PGSQL PERFORMANCE 29 RE SEQSCAN RATHER THAN INDEX
From: time@no-spam (David Brown)
Subject: Re: Seqscan rather than Index
Date: Fri, 17 Dec 2004 11:18:36 +0000


> You might want to reduce random_page_cost a little.

> Keep in mind that your test case is small enough to fit in RAM and is > probably not reflective of what will happen with larger tables.

I am also running 8.0 rc1 for Windows. Despite many hours spent tweaking various planner cost constants, I found little effect on cost estimates. Even reducing random_page_cost from 4.0 to 0.1 had negligible impact and failed to significantly influence the planner.


Increasing the statistics target for the last_name column to 250 or so *may* help, at least if you're only selecting one name at a time. That's the standard advice around here and the only thing I've found useful. Half the threads in this forum are about under-utilized indexes. It would be great if someone could admit the planner is broken and talk about actually fixing it!

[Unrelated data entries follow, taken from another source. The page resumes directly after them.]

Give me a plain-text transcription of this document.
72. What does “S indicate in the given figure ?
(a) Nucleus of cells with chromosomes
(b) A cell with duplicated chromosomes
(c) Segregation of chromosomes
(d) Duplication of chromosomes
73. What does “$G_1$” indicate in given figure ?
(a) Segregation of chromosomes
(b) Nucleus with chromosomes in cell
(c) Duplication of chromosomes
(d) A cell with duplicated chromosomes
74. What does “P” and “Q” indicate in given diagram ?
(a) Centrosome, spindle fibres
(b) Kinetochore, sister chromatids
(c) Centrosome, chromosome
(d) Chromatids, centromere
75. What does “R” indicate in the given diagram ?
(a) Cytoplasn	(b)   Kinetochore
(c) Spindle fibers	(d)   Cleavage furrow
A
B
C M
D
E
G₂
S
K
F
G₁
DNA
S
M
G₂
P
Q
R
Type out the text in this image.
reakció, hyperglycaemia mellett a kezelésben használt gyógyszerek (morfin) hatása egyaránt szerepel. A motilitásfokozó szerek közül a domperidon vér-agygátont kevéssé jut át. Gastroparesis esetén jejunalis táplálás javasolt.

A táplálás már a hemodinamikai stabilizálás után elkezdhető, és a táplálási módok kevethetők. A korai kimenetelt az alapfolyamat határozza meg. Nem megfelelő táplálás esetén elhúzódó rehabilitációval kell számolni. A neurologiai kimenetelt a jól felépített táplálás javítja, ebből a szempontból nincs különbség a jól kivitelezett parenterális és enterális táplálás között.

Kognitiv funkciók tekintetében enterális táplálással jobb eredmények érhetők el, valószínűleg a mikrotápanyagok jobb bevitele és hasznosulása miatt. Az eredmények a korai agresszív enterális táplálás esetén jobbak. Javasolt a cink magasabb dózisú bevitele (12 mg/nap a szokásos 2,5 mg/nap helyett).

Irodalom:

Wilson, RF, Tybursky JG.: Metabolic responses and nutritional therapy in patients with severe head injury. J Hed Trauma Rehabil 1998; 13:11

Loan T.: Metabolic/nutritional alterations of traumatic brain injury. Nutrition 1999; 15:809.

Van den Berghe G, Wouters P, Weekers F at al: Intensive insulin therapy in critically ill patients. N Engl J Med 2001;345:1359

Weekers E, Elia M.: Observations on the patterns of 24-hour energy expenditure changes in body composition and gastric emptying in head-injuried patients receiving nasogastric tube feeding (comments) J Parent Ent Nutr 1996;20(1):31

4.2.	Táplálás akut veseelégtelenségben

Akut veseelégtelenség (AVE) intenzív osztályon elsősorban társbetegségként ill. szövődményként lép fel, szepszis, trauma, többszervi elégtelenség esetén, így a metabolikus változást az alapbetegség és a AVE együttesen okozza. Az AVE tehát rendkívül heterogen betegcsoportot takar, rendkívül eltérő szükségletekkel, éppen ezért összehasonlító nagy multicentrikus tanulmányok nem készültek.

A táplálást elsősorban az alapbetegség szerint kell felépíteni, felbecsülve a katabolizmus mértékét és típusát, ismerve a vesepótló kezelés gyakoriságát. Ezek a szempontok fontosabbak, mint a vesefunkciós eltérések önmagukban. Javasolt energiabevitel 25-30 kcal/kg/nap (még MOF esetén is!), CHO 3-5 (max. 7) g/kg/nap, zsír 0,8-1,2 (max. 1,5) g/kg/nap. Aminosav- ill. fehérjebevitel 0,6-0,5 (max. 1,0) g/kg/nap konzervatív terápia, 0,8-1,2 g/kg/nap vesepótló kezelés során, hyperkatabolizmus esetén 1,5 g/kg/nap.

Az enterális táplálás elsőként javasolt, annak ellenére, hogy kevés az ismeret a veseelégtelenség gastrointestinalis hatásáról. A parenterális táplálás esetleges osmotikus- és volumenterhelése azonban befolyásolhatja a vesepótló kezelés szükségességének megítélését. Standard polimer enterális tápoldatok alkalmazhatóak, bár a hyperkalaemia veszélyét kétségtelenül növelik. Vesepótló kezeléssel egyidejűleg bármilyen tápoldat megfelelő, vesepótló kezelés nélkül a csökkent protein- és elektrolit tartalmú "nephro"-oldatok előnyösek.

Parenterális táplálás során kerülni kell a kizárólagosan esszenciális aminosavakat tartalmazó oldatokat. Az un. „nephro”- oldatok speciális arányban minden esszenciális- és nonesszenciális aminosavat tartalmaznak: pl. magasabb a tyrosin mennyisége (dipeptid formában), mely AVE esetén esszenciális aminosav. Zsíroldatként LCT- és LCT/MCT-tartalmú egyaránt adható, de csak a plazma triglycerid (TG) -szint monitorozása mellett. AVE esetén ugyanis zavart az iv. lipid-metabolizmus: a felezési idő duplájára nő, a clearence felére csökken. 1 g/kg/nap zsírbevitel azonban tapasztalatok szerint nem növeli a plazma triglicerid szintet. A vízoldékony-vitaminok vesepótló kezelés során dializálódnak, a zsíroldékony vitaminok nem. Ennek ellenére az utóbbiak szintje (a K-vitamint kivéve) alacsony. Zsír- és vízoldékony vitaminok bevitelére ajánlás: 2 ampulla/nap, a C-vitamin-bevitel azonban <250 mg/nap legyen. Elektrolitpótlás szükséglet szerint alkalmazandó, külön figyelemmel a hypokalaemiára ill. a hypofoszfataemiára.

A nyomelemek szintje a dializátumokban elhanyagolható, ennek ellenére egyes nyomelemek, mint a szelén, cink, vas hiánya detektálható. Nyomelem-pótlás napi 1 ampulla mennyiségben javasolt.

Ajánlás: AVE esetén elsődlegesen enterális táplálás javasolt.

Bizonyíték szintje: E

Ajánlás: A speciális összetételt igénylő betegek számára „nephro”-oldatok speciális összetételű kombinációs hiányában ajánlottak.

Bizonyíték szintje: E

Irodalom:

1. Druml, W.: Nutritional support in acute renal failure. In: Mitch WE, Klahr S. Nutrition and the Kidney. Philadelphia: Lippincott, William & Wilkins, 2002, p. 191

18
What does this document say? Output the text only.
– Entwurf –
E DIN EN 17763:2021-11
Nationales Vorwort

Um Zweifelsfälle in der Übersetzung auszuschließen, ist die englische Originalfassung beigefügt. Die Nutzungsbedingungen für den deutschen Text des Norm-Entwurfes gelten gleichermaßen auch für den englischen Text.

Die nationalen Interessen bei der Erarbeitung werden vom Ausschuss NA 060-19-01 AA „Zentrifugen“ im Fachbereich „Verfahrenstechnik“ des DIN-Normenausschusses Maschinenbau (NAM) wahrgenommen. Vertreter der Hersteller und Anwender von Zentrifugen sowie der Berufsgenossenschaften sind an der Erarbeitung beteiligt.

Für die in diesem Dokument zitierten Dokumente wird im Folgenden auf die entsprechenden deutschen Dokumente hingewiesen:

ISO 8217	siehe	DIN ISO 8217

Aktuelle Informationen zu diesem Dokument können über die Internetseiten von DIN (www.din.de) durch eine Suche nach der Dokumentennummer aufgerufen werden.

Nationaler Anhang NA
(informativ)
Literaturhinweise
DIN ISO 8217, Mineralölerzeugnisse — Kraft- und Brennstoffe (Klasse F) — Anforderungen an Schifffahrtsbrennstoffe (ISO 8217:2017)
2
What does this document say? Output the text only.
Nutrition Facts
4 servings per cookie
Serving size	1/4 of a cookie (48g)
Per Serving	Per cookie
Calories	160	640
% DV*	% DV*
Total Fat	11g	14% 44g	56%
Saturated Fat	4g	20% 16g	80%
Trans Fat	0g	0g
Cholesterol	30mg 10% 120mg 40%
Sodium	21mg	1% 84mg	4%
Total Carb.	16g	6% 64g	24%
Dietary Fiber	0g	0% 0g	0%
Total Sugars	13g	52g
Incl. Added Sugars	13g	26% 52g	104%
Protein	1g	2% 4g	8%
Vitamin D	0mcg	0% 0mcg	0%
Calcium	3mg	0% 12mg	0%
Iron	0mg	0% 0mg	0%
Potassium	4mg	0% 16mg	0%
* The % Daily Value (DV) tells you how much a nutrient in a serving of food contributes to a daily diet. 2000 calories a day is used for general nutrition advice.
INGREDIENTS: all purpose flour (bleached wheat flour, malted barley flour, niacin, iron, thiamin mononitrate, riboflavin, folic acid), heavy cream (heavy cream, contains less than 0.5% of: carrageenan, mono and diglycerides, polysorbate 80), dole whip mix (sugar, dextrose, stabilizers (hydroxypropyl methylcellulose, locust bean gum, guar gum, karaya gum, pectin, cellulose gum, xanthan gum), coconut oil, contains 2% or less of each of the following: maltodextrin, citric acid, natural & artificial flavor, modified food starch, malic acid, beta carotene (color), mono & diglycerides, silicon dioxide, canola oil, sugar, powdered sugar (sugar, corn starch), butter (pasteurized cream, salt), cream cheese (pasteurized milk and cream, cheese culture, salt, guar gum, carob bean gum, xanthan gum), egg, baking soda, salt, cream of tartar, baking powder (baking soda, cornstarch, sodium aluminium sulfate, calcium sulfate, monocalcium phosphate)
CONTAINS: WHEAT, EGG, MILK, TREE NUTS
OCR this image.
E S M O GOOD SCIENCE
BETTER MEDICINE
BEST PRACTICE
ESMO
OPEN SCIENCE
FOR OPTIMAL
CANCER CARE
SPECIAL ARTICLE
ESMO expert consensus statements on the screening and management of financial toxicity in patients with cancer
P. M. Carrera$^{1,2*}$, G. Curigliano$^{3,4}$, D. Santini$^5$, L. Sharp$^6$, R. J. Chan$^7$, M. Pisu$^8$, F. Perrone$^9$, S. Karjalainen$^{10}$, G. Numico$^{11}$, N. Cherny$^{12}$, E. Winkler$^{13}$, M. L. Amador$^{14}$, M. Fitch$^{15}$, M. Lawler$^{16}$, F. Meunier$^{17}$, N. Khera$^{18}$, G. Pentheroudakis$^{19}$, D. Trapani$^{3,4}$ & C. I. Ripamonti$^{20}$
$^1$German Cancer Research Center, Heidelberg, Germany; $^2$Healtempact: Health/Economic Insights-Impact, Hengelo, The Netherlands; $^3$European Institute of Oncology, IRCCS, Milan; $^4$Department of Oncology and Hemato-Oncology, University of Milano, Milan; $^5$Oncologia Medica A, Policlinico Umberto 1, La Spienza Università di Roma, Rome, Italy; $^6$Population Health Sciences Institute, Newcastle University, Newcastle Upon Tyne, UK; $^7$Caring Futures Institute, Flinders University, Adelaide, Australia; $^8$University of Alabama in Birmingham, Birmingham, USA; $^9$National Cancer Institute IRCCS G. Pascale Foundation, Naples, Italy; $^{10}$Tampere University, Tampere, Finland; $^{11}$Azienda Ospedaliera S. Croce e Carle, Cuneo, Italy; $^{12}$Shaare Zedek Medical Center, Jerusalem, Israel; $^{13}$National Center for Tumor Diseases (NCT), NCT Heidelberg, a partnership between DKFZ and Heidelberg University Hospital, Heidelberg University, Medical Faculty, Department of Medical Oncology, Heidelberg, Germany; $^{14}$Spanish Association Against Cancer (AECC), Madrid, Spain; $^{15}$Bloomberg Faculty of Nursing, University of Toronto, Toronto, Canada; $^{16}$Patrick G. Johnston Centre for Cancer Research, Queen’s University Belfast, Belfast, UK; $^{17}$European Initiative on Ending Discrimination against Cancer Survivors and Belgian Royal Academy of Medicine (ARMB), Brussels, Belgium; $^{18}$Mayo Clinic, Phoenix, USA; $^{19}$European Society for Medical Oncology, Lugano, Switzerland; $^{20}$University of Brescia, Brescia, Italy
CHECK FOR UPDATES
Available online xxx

I'm unconvinced that the planner only favours sequential scans as table size decreases. In my experience so far, larger tables have the same problem only it's more noticeable.


The issue hits PostgreSQL harder than others because of its awful sequential scan speed, which is two to five times slower than other DBMS. The archives show there has been talk for years about this, but it seems, no solution. The obvious thing to consider is the block size, but people have tried increasing this in the past with only marginal success.


Regards
David
---------------------------(end of broadcast)---------------------------
TIP 5: Have you checked our extensive FAQ?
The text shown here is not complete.